En l’écoutant, je repensai à mes recherches sur l’île des Gondebaud. Tout ça n’avait dû être qu’une élucubration, il n’avait jamais vécu sur cette île, il n’en parlait jamais. J’avais tout inventé. Il avait juste cherché à détourner l’attention de ses adversaires en les lançant sur une piste absurde, j’étais moi-même tombée dans son piège. Plus j’avançais, plus je réalisais qu’il avait lancé une bouteille à la mer mais qu’il n’avait jamais pensé aux conséquences de son acte.

 

-- Je vais prévenir Ferdinand Mozell, dit-il enfin après un long moment de silence. C’est l’assistant personnel de mon père qui va venir chercher Astrid. Il est chez nous depuis si plongtemps que j’ai parfois le sentiment qu’il fait partie de la famille. Il est très discret et très efficace, mais on peut ne pas aimer son style. Mon père ne saurait rien faire sans lui. Il est aussi mon protecteur depuis de nombreuses années, il n’a jamais admis que je sois physiquement diminué et que ma mère soit morte, mais avant tout et depuis toujours il sert fidèlement mon père.

-- D’accord, répondis-je, et ensuite ?

-- Je vais le mettre dans la confidence, il faut qu’il vous ramène avec lui et qu’il explique que vous étiez dans la tour vous aussi, en visite au moment de l’explosion. C’est plausible, et en même temps c’est la vérité. Il ne dira pas que vous avez sauvé Astrid, mais il vous aura rencontrée à l’hôpital et il aura pensé que vous pouviez vous occuper de la convalescence de ma soeur car vous avez vécu le même traumatisme, c’est une épreuve à partager. Mon père lui fait une confiance absolue, il le croira et il trouvera même que c’est une bonne idée. C’est cohérent et tout est vérifiable.

-- Ainsi je serai dans la place légitimement et je pourrai commencer à convaincre votre père, dis-je.

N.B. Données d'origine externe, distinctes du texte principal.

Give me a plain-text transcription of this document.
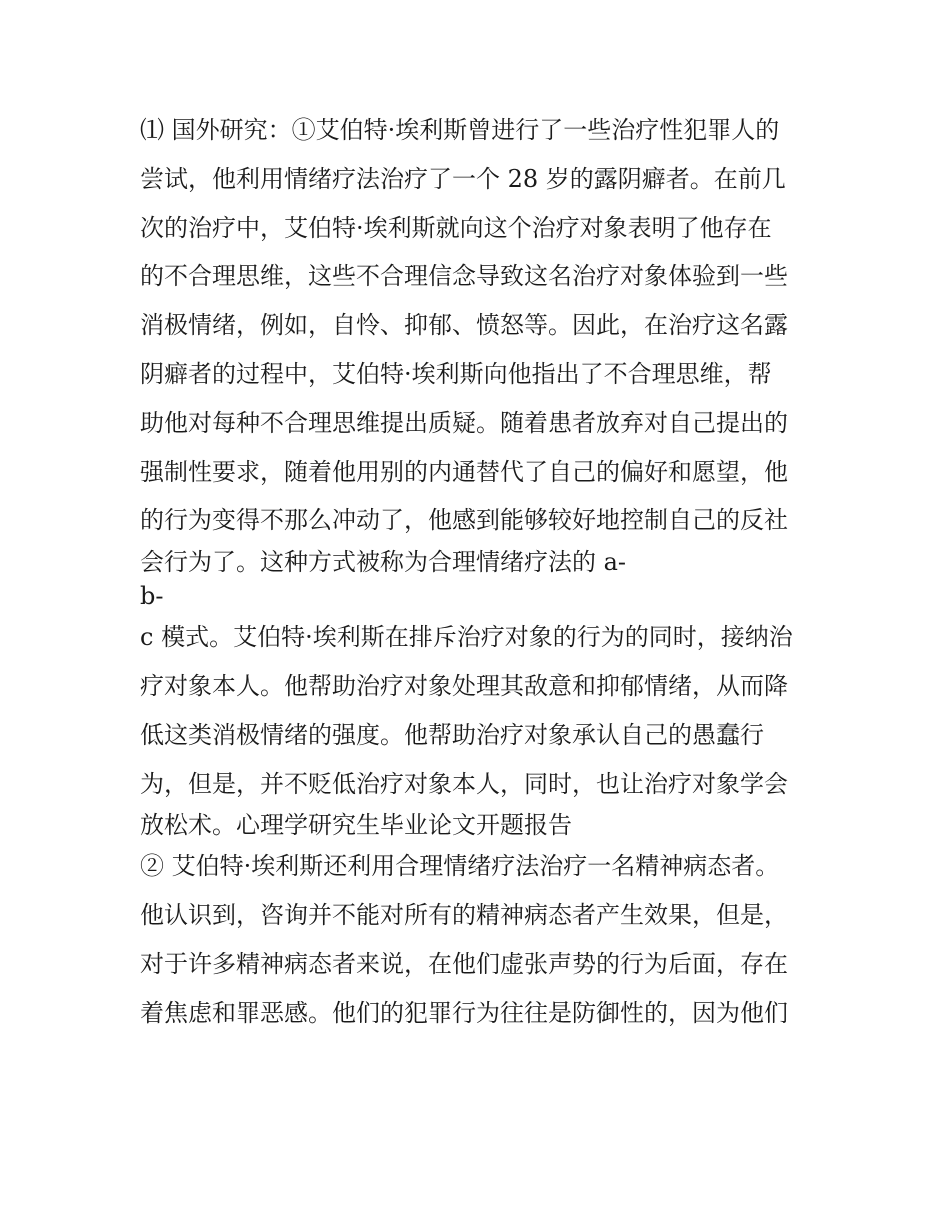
⑴ 国外研究：①艾伯特·埃利斯曾进行了一些治疗性犯罪人的
尝试，他利用情绪疗法治疗了一个 28 岁的露阴癖者。在前几
次的治疗中，艾伯特·埃利斯就向这个治疗对象表明了他存在
的不合理思维，这些不合理信念导致这名治疗对象体验到一些
消极情绪，例如，自怜、抑郁、愤怒等。因此，在治疗这名露
阴癖者的过程中，艾伯特·埃利斯向他指出了不合理思维，帮
助他对每种不合理思维提出质疑。随着患者放弃对自己提出的
强制性要求，随着他用别的内通替代了自己的偏好和愿望，他
的行为变得不那么冲动了，他感到能够较好地控制自己的反社
会行为了。这种方式被称为合理情绪疗法的 a-
b-
c 模式。艾伯特·埃利斯在排斥治疗对象的行为的同时，接纳治
疗对象本人。他帮助治疗对象处理其敌意和抑郁情绪，从而降
低这类消极情绪的强度。他帮助治疗对象承认自己的愚蠢行
为，但是，并不贬低治疗对象本人，同时，也让治疗对象学会
放松术。心理学研究生毕业论文开题报告
② 艾伯特·埃利斯还利用合理情绪疗法治疗一名精神病态者。
他认识到，咨询并不能对所有的精神病态者产生效果，但是，
对于许多精神病态者来说，在他们虚张声势的行为后面，存在
着焦虑和罪恶感。他们的犯罪行为往往是防御性的，因为他们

-- Oui, fit Bozon. Je ne dirai à Ferdinand que le strict minimum, je ne lui ai jamais parlé de Bozon ni du challenge.

-- Vous avez bien fait, c’est notre secret, répondis-je.

-- Oui, inutile d’ébruiter quoi que ce soit sur ce sujet dont nous ne connaissons pas les vrais impacts.

-- Il faudra avertir Alma de mon arrivée, pour ne pas qu’elle nous trahisse, ajoutai-je.

-- Vous savez qu’Alma ne me trahira jamais, et elle vous adore, elle sera de notre côté. Je vais informer Ferdinand de notre plan avant son départ.

-- Alors je vais attendre l’arrivée de M. Mozell.  

-- Il viendra vous chercher à votre hôtel, en attendant reposez-vous. Ainsi nous allons nous revoir bientôt, mais pour PJ, nous ne nous serons jamais vus.

-- A très vite, répondis-je avec une certaine impatience.